2010年1月にプロコーチデビューして以来、1500人以上の選手たちを個人レッスンしてきました。が、プロアマ合わせても、「この選手にコーチングは必要ない!」と思えるほど良い形で投げていた選手は、アメリカで担当した2投手だけです。確率的に0.13%です。日本では、僕がコーチングを担当した選手に限って言えば、完璧な投げ方をしていた選手は0%です。
解剖学は筋肉の名前を覚えるだけではない!
僕らのようなプロコーチは目視だけでもある程度正確に、そしてハイスピードカメラを使うとかなり正確に、その選手が今後どこを怪我しやすいか、もしくは怪我したことがありそうな部位を数分で見抜くことができます。例えばスローイングアームだけを見ても、肘の内側、真ん中、外側、肩の前方、真ん中、後方、上腕二頭筋、上腕三頭筋など、これだけ野球選手が痛めやすい部位があるんです。
それらの部位を、ボールを投げている最中にどう使ってしまうと痛めやすいのか、ということは、解剖学が頭に入っていなければ判断することができません。解剖学とは、ただ筋肉や関節の名前を覚えるだけの話ではなく、どのように動くとその筋肉が働くのか、もしくはその筋肉を使うとどのような動作を行えるのか、など、筋肉それぞれの特性まで理解しておく必要があります。
筒香嘉智選手こそ野球を本気で愛している選手
筒香嘉智選手はかなり柔らかい表現で言ってくれていますが、しかし実際には日本の学童野球の指導内容は酷いレベルです。コーチングしている横では、週末はいくつもの少年野球チームが練習をしているのですが、ちらちら覗いたり盗み聞ぎ(笑)をしていると、あえて肩肘を痛めてしまうような投げ方を教えていることが多々あります。
筒香選手は「大人たちが正しいことを指導できなければならない」というようなことを仰っていますが、本当にその通りだと思います。高校野球の球数制限週500球に関してもナンセンスです。先発して100球程度なら、週5回先発できるという話になってしまいます。重要なのはそれほど意味のない球数による制限ではなく、指導者が、怪我をしにくい適切な投げ方の指導法を学ぶことではないでしょうか。
「下半身を使って投げろ」と言ってはいけない!
肩肘を痛めにく投げ方というのは、僕が指導する野球肩野球肘撲滅クリニックを受講された方ならご存じの通り、理論的に存在しています。僕のコーチングでは、腑に落ちないことは皆無のはずです。つまり「こういう投げ方ができるようになれば怪我はしない」という投げ方があるんです。しかし僕がコーチングをする前からそういう投げ方をしていたのは、上述したように2人だけです。もちろん僕が見たことない選手を含めれば、日本にもたくさんいるのかもしれませんが、僕のコーチング現場に限ってのみで言えば、まだ出会ったことはありません。

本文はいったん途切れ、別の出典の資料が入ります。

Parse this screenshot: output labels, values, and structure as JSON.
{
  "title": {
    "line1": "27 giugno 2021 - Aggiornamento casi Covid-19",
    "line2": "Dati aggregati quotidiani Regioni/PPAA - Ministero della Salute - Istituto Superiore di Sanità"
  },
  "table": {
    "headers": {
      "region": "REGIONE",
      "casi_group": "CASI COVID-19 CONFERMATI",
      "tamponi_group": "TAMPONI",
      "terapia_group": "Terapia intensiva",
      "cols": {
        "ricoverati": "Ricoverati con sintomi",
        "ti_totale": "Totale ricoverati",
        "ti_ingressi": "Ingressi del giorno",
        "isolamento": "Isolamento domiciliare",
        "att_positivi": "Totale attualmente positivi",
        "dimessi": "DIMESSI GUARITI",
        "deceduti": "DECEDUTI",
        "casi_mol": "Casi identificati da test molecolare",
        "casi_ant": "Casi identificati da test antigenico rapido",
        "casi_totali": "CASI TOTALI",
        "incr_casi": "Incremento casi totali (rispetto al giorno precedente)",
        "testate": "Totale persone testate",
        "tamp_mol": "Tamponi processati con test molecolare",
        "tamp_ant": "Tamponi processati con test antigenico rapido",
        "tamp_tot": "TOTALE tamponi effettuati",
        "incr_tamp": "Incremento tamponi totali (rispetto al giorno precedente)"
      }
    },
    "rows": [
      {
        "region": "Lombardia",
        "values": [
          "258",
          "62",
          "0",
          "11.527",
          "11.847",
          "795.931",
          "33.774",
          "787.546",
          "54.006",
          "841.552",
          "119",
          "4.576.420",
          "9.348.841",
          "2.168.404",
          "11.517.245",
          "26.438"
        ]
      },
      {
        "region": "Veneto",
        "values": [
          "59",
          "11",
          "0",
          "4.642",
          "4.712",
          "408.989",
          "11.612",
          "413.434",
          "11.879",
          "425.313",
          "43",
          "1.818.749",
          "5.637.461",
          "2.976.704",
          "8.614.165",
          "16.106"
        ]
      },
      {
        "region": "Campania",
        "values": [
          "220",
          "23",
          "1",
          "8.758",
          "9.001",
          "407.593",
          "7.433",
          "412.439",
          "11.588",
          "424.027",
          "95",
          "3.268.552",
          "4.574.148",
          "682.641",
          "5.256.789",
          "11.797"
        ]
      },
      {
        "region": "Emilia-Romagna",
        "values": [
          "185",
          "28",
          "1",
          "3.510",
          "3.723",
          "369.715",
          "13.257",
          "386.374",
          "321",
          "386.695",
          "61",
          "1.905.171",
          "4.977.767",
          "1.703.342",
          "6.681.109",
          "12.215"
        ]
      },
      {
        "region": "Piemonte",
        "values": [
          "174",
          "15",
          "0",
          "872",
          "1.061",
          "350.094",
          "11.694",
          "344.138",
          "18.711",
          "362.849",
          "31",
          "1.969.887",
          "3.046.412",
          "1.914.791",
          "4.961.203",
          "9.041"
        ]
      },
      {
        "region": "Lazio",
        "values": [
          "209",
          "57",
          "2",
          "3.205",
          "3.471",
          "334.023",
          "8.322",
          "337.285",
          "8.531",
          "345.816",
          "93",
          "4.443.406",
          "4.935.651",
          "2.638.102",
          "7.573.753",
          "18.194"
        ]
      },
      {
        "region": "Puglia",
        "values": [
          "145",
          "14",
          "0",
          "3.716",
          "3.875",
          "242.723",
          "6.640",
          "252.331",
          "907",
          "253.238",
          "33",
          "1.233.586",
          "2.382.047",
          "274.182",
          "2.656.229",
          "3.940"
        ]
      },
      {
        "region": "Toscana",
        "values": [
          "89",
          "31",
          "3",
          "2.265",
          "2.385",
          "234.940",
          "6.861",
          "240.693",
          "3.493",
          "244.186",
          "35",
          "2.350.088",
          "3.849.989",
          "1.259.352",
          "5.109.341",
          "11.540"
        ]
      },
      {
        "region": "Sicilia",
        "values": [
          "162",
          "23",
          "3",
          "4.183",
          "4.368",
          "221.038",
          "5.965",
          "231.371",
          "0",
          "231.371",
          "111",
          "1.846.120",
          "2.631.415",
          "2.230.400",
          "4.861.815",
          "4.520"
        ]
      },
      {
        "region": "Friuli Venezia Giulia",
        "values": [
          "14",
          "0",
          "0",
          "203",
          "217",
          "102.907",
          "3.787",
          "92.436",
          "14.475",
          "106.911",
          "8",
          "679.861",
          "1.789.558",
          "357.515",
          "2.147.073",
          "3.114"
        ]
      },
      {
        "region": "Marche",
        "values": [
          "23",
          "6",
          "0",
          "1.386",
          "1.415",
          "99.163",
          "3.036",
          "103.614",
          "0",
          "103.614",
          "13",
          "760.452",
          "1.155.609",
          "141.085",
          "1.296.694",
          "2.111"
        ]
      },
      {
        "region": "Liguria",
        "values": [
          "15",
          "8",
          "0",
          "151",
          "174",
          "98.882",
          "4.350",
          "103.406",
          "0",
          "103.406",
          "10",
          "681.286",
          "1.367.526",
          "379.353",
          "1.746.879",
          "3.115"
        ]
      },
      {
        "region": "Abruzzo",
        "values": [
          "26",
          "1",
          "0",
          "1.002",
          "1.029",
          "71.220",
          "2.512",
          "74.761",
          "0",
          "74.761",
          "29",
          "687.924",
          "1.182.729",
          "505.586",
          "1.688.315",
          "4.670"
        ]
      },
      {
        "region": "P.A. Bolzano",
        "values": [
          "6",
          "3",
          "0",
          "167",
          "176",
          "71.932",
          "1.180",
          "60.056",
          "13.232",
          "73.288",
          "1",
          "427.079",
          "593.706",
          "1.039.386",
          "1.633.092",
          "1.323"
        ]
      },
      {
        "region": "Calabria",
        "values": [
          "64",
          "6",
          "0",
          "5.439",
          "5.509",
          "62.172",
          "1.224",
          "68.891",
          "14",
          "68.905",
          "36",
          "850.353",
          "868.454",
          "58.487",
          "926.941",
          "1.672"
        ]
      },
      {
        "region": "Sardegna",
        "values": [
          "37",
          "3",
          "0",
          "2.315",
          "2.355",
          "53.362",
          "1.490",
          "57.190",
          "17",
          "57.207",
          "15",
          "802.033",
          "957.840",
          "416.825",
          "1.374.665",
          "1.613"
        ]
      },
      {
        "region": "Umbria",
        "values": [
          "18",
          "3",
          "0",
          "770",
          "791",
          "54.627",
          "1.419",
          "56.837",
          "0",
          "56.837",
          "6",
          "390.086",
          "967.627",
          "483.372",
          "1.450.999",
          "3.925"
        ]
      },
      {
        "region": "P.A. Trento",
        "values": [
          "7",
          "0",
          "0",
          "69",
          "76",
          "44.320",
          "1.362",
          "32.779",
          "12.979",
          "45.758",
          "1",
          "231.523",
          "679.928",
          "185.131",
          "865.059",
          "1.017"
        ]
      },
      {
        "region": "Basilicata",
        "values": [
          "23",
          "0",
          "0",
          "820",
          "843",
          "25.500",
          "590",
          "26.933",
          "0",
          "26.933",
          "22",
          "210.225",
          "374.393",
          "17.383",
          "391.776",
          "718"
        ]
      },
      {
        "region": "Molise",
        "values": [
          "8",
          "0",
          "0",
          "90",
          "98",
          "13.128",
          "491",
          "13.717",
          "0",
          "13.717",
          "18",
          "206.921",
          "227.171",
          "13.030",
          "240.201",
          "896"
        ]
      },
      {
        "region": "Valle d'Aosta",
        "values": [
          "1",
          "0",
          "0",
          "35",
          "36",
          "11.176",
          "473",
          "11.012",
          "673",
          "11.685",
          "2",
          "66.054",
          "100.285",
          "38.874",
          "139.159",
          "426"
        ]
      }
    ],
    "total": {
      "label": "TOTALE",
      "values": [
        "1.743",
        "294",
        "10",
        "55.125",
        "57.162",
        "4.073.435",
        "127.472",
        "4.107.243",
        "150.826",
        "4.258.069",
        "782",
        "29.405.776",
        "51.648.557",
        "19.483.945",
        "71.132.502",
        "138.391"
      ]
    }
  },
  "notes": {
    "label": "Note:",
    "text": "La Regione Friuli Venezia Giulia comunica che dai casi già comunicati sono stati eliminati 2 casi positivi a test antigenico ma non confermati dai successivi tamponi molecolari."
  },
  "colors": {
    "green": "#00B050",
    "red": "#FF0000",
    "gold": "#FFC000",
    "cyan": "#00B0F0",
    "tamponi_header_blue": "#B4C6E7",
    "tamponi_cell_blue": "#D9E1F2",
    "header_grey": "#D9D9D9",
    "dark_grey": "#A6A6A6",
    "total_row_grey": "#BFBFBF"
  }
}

試しに僕が指導する内容を一度マスターしてみてください。今まで肩肘が常に痛かった選手であっても、ほとんど痛みなく投げられるようになるはずです。もちろん本格的な治療が必要なレベルではない、という段階においてではありますが。「下半身をしっかり使わないと肩肘を痛める」というのは、野球肩野球肘を防ぐための指導とは呼べません。下半身と上半身を具体的にどう使って投げれば怪我を防げるのかと、そこまで明確に伝えることが「指導(コーチング)」です。選手たちからすれば「もっと下半身を使って投げろ!」と言われても、「え?どうやって?」って戸惑ってしまうだけです。選手から戸惑いを排除させてあげられる人こそ、コーチと呼ぶにふさわしい人だと言えます。しかし日本の学童野球では、選手を戸惑わせる人ばかりのようです。